Long time VH fan…my rankings after a recent binge-listen. First comment, wow were these short albums, barely 30 minutes run time for many of them. This could also be why they are such consistently high quality, they are all a quick dense slap in the face.

1: Fair Warning - the most mature and exploratory song-writing and composition IMO. They branched out from the simple girls’n’beer’n’party formula and also dipped into Eddie’s synth ideas.
2: VH1 - The game changer as others have mentioned, not a weak spot anywhere.
3: Women and Children First - The best Side A in rock history. Alex’s drumming and Mike’s bass are very prominent on this, a rumbling joy.
4: VH2 - More poppy and what comes of both good and bad from that. Very creative Eddie licks make some otherwise trite songs listenable
5: Diver Down - Erratic and feels more like an EP, but nails a few classics.

…and I meant to slip in 1984 somewhere at the 1,2,3 spot but can never make up my mind. :slight_smile:

Just for the record, the second half of my parenthetical was supposed to refer to Van Halen’s first album, not 1984. I was 8 when 1984 was released, but already kind of familiar with the hard rock sound some of which VH influenced.
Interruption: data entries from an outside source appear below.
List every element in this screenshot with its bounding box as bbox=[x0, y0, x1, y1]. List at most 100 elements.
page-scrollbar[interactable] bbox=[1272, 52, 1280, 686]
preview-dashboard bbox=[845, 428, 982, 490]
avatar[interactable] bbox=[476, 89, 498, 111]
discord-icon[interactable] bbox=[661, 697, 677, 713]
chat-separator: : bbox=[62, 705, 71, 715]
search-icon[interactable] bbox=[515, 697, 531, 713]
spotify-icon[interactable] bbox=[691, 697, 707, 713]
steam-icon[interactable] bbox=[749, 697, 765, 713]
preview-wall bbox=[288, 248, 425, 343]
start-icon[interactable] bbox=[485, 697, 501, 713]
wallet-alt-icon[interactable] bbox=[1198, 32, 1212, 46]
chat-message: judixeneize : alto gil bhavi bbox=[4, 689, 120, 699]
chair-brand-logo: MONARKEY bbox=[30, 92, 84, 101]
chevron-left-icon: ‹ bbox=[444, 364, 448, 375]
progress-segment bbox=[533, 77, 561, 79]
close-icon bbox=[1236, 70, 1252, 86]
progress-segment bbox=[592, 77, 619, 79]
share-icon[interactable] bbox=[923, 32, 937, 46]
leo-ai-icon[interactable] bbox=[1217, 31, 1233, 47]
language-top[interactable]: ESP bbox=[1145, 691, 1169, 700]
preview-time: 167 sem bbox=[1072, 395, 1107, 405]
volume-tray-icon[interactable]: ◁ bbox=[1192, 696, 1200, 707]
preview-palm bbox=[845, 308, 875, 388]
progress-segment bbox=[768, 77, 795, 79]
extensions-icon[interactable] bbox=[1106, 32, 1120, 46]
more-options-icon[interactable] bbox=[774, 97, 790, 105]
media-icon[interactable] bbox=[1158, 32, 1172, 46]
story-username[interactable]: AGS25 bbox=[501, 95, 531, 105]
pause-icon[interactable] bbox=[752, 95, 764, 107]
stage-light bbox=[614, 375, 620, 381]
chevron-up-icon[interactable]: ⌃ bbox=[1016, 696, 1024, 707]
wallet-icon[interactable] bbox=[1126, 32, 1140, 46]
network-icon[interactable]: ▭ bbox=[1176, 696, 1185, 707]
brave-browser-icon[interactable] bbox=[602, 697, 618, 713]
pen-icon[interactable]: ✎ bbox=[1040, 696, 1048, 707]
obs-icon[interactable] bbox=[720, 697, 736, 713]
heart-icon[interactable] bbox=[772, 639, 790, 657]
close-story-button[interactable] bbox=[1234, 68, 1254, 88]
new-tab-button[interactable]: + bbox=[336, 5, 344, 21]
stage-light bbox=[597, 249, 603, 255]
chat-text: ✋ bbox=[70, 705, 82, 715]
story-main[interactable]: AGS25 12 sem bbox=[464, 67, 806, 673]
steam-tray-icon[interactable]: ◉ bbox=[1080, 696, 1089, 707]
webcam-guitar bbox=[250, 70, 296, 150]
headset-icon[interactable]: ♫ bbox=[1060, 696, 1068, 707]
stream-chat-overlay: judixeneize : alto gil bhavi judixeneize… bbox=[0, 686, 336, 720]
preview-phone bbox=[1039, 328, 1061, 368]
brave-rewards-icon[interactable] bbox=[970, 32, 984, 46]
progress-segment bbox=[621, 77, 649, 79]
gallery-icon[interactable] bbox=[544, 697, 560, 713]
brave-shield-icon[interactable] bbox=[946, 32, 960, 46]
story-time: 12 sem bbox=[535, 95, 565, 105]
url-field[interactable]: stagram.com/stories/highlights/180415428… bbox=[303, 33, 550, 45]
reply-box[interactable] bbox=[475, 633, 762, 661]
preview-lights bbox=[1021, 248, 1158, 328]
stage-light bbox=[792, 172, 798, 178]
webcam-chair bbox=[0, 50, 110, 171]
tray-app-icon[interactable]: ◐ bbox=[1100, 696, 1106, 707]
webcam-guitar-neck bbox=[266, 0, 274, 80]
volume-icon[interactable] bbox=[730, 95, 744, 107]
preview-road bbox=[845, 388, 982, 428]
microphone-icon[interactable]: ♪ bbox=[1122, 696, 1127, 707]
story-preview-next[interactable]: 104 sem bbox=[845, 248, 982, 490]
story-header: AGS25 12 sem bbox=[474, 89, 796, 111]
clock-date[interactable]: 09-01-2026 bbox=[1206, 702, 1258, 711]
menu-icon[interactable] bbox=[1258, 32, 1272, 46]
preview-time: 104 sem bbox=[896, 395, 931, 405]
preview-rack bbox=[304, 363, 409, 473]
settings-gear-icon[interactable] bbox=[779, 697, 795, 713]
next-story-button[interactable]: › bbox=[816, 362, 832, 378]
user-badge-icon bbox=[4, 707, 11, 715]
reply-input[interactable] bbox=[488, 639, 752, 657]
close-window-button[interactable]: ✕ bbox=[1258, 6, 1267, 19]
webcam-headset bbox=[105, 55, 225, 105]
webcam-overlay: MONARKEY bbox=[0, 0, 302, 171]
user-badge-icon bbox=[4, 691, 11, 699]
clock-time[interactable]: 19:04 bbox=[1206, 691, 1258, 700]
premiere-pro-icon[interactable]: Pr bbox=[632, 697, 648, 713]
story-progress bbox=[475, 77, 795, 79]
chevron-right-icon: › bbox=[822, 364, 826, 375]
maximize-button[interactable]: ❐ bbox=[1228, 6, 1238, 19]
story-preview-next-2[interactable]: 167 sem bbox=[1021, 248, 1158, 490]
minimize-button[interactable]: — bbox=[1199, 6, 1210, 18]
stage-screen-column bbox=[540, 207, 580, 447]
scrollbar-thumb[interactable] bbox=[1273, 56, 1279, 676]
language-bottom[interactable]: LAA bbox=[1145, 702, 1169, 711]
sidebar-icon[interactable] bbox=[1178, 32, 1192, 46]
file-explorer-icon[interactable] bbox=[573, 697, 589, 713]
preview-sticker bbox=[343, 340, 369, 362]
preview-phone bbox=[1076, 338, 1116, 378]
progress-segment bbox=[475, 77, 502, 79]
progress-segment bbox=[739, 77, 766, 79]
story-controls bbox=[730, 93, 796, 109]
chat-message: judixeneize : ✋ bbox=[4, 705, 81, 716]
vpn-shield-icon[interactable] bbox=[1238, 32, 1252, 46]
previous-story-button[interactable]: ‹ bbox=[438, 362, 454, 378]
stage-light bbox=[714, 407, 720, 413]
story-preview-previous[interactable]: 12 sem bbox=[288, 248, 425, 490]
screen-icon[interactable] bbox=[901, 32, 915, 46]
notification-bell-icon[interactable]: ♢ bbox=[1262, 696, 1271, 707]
My statement was that I can’t imagine how amazing it must have been to be a teenager into rock music and hearing that debut album drop, and how different it must have sounded to everything else at that time.

One memory: my high school had a circular driveway in the front. Seniors would drive their muscle cars through with speakers blasting while the rest of us were out on the front grass, etc. Very “Dazed and Confused” for sure. When the song blasting was Eruption, everyone would pause and say “man, Eddie Van Halen…” shake our heads, and then go back to whatever we were doing. And when he started dating Valerie Bertinelli - he was the Man.


As a guitar player, everything changed in terms of Guitar Player and other magazines, but obviously more importantly were the guitars themselves. DIY modifications were expected; after market parts blew up in importance. Locking trems became necessary (ugh, what a pain!). It was especially tough because EVH-ish guitars were demanding, a pain to set up and Eddie did tons of weird things to his Marshall amps to get his tone, including installing a Variac variable cap to suck some juice out of the power stage so he could play at lower volumes. Great way to blow up your amp.

And anyone who cracked the code on an EVH lick - this was prior to YouTube, heck, the Internet! - so figuring all that stuff out was hard, man!